Lo único importante para un ejecutivo que no ha asumido esos protocolos como un compromiso de Estado ha sido que la guerrilla dejara las armas, paso que, dicho sea de paso, tampoco se efectuó, incluso, bajo el mandato de Iván Duque, sino de su predecesor.

En un prolijo y detallado mensaje que publicó en la red social Twitter a propósito de un análisis de la ONU acerca del tema, un hombre con conocimiento de causa como Luis Alberto Albán, hoy diputado por el partido Comunes (conformado por los exmiembros de las FARC-EP) y antes Comandante Marcos Calarcá (que fue su nombre de guerra), argumenta la aseveración de que  «la paz con legalidad del presidente Duque no brinda garantías de seguridad en Colombia».

Según el congresista, el Gobierno de Duque no tiene una política pública de desmantelamiento de los grupos armados ilegales.
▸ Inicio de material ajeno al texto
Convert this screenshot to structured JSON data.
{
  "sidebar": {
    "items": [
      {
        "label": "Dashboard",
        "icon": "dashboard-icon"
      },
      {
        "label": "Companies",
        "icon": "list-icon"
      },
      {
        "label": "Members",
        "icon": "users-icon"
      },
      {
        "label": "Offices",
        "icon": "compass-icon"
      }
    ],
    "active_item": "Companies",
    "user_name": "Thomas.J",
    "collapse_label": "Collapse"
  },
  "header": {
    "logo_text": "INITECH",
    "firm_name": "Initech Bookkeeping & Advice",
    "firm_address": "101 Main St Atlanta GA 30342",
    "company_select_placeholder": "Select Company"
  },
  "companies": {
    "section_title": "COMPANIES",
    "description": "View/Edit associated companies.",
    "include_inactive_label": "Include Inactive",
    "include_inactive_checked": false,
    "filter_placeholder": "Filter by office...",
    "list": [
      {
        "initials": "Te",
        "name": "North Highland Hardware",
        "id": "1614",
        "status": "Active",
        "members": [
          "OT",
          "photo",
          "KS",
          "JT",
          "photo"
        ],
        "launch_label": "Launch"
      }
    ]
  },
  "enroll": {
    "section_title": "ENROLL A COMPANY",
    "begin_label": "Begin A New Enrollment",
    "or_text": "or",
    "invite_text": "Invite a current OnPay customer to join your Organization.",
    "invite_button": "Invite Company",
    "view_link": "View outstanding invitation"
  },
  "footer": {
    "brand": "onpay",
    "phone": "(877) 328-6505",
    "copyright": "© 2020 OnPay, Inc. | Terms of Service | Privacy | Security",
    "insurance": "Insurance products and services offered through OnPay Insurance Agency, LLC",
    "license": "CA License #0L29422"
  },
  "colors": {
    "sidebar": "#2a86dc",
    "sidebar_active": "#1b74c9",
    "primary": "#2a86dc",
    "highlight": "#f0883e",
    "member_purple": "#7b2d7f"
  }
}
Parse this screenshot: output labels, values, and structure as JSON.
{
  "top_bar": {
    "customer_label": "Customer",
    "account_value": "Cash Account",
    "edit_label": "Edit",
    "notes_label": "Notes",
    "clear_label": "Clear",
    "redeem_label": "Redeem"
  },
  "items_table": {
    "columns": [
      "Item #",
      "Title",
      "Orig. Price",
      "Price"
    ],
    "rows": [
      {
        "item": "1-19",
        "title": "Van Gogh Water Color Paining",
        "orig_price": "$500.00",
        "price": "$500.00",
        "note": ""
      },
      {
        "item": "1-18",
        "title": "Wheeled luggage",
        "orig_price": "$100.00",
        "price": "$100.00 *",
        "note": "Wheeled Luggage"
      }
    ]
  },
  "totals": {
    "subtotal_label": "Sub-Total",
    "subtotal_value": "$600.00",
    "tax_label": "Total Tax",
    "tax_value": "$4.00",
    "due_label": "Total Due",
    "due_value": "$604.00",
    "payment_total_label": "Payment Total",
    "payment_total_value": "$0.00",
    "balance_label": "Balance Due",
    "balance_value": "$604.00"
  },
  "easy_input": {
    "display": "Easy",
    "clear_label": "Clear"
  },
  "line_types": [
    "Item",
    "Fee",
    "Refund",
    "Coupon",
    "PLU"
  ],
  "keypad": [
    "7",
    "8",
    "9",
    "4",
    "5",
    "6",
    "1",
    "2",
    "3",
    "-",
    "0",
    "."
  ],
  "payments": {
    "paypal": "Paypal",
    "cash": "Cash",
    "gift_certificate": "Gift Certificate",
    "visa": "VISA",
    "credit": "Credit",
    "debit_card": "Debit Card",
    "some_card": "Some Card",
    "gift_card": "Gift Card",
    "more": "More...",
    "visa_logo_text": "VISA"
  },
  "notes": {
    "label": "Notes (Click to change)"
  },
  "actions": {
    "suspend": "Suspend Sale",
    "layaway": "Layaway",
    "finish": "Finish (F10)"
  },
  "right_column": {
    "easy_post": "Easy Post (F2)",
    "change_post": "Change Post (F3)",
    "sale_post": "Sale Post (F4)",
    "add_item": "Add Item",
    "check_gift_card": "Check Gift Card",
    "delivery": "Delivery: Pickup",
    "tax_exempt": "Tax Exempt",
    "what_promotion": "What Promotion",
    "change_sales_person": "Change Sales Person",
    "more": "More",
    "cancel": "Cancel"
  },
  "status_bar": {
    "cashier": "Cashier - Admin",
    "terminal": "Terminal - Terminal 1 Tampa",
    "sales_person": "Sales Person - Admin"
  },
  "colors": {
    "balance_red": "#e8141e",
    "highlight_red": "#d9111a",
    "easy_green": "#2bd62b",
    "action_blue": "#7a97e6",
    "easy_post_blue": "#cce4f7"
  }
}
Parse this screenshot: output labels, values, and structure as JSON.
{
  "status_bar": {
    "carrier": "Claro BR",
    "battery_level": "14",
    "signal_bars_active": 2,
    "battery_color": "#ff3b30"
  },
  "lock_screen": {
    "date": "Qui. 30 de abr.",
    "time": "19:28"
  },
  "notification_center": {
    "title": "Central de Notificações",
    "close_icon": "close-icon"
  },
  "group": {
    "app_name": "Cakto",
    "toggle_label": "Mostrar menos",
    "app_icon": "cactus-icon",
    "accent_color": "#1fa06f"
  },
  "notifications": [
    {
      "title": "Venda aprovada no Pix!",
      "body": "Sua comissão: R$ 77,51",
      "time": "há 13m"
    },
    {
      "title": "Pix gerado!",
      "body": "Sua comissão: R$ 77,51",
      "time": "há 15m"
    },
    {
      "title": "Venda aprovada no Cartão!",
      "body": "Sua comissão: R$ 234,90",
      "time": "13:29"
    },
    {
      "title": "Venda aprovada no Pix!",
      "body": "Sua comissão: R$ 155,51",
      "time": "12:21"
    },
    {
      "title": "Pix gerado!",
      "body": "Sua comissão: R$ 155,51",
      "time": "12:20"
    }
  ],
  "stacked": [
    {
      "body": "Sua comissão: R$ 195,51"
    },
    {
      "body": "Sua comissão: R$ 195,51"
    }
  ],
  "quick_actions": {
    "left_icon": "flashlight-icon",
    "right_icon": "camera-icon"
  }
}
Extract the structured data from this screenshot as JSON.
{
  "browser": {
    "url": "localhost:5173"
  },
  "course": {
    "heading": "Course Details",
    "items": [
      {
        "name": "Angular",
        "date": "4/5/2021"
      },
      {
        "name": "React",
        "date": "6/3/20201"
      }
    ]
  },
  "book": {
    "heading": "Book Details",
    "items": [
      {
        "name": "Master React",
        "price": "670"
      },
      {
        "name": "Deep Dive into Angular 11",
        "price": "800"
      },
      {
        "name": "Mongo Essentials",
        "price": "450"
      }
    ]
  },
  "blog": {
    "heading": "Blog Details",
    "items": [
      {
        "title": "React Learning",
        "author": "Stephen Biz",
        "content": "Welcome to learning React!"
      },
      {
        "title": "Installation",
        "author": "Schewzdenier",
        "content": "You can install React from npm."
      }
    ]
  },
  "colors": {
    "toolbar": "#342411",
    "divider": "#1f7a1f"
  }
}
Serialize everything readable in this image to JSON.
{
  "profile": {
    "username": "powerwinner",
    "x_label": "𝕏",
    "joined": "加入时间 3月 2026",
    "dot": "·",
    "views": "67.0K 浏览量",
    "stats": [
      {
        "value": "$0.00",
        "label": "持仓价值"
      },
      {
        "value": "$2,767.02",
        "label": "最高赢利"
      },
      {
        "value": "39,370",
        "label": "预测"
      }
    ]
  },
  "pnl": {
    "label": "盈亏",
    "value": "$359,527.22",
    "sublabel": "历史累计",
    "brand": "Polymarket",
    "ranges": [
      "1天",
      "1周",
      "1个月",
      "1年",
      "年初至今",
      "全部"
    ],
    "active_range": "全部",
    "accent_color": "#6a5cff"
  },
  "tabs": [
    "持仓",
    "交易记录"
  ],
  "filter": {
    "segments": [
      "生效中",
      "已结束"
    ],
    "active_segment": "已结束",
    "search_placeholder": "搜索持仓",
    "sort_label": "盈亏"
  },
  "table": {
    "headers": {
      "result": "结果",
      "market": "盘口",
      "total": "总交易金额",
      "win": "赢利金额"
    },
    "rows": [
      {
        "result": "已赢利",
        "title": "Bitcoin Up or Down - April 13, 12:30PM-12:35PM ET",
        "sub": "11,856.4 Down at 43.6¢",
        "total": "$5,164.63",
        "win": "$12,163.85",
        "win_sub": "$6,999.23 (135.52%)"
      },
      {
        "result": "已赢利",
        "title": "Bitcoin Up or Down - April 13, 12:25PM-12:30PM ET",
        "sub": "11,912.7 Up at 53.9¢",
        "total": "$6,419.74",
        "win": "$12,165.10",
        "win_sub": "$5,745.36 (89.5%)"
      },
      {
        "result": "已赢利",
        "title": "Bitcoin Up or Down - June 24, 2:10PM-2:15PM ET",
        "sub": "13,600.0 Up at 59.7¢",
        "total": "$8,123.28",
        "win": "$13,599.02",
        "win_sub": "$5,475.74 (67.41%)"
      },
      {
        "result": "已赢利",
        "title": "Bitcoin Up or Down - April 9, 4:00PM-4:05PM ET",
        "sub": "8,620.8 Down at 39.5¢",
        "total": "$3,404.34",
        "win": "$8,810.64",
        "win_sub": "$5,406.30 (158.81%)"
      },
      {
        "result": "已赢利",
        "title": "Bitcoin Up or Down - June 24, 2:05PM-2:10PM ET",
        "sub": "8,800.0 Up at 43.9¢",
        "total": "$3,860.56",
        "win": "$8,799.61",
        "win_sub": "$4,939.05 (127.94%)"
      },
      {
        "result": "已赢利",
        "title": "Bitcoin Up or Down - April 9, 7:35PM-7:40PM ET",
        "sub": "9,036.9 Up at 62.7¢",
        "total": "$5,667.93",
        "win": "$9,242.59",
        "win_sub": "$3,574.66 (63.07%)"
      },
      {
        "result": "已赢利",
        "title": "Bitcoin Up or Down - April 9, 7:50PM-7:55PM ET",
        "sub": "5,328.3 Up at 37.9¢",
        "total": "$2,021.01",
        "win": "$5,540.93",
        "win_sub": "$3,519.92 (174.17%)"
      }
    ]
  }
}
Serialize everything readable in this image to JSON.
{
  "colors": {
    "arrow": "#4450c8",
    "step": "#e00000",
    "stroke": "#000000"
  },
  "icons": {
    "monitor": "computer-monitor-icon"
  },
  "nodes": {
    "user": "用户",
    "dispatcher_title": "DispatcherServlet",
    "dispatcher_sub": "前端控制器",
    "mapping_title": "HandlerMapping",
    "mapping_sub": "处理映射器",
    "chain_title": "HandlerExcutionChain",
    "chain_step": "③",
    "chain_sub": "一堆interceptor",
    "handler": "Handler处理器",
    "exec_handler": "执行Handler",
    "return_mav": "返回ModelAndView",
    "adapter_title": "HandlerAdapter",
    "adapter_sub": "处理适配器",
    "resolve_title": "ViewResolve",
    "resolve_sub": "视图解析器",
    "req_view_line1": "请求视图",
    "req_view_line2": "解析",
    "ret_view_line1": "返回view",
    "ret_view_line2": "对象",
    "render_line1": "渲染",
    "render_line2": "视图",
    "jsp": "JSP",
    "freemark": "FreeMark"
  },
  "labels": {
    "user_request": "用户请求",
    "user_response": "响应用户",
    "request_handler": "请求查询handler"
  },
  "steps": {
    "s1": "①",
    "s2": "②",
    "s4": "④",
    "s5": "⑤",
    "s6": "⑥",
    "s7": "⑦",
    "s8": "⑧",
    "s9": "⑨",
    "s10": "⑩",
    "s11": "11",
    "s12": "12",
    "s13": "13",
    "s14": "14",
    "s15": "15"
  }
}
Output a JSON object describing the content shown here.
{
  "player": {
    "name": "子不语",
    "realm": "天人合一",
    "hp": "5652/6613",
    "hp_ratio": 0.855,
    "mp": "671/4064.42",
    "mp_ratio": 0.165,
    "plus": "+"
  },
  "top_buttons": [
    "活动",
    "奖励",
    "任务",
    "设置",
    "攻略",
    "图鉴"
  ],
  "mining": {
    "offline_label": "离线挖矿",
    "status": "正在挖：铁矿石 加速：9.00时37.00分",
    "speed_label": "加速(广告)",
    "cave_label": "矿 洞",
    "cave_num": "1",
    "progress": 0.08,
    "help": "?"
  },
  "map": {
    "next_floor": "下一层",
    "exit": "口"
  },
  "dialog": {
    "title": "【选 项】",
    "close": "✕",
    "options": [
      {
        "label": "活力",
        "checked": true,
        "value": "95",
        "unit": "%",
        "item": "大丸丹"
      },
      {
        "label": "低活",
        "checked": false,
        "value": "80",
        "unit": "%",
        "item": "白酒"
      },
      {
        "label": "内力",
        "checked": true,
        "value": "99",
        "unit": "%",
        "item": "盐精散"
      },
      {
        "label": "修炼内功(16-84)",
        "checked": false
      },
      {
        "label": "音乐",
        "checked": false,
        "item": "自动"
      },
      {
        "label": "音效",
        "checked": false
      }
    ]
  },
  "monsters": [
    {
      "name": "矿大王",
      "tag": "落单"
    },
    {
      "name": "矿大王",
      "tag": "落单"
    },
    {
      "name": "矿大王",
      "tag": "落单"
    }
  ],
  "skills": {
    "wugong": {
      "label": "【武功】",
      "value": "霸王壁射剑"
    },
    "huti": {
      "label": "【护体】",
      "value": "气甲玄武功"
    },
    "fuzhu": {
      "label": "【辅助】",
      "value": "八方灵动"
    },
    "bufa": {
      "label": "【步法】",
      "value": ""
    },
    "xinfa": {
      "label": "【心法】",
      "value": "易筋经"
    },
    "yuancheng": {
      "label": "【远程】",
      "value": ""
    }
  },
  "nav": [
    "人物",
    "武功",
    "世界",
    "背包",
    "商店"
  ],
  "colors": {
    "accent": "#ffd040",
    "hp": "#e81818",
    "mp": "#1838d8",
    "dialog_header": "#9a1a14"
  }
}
Además de los muertos, solo durante este año cerca de 60 000 personas han sido desplazadas como resultado de la violencia y la intimidación ejercida por los efectivos de aquellas estructuras, y otras 50 000 personas están confinadas a lo que es, virtualmente, otra guerra.

En el 90 por ciento de los casos violentos registrados, la denuncia termina en impunidad, añadió.

Mientras, el ejecutivo de Duque se ufana de la captura de Otoniel como si fuera un suceso del cine, y pregona su controvertida extradición a Estados Unidos, medida repudiable no solo por cierto sabor a falta de soberanía al permitir que la justicia sobre un nacional, la ejerza otro. Además, recuerdan expertos y familiares de sus víctimas, los crímenes del jefe del connotado grupo narcoparamilitar conocido como Clan del Golfo, están en territorio nacional.

La conclusión más recurrente es que la detención del capo, descubierto después de larga huida, bajo una carpa en pleno campo, tras un despliegue militar que duró meses e involucró a cientos de efectivos, no detendrá el tráfico ilícito. Mucho menos podrá acabar con la violencia.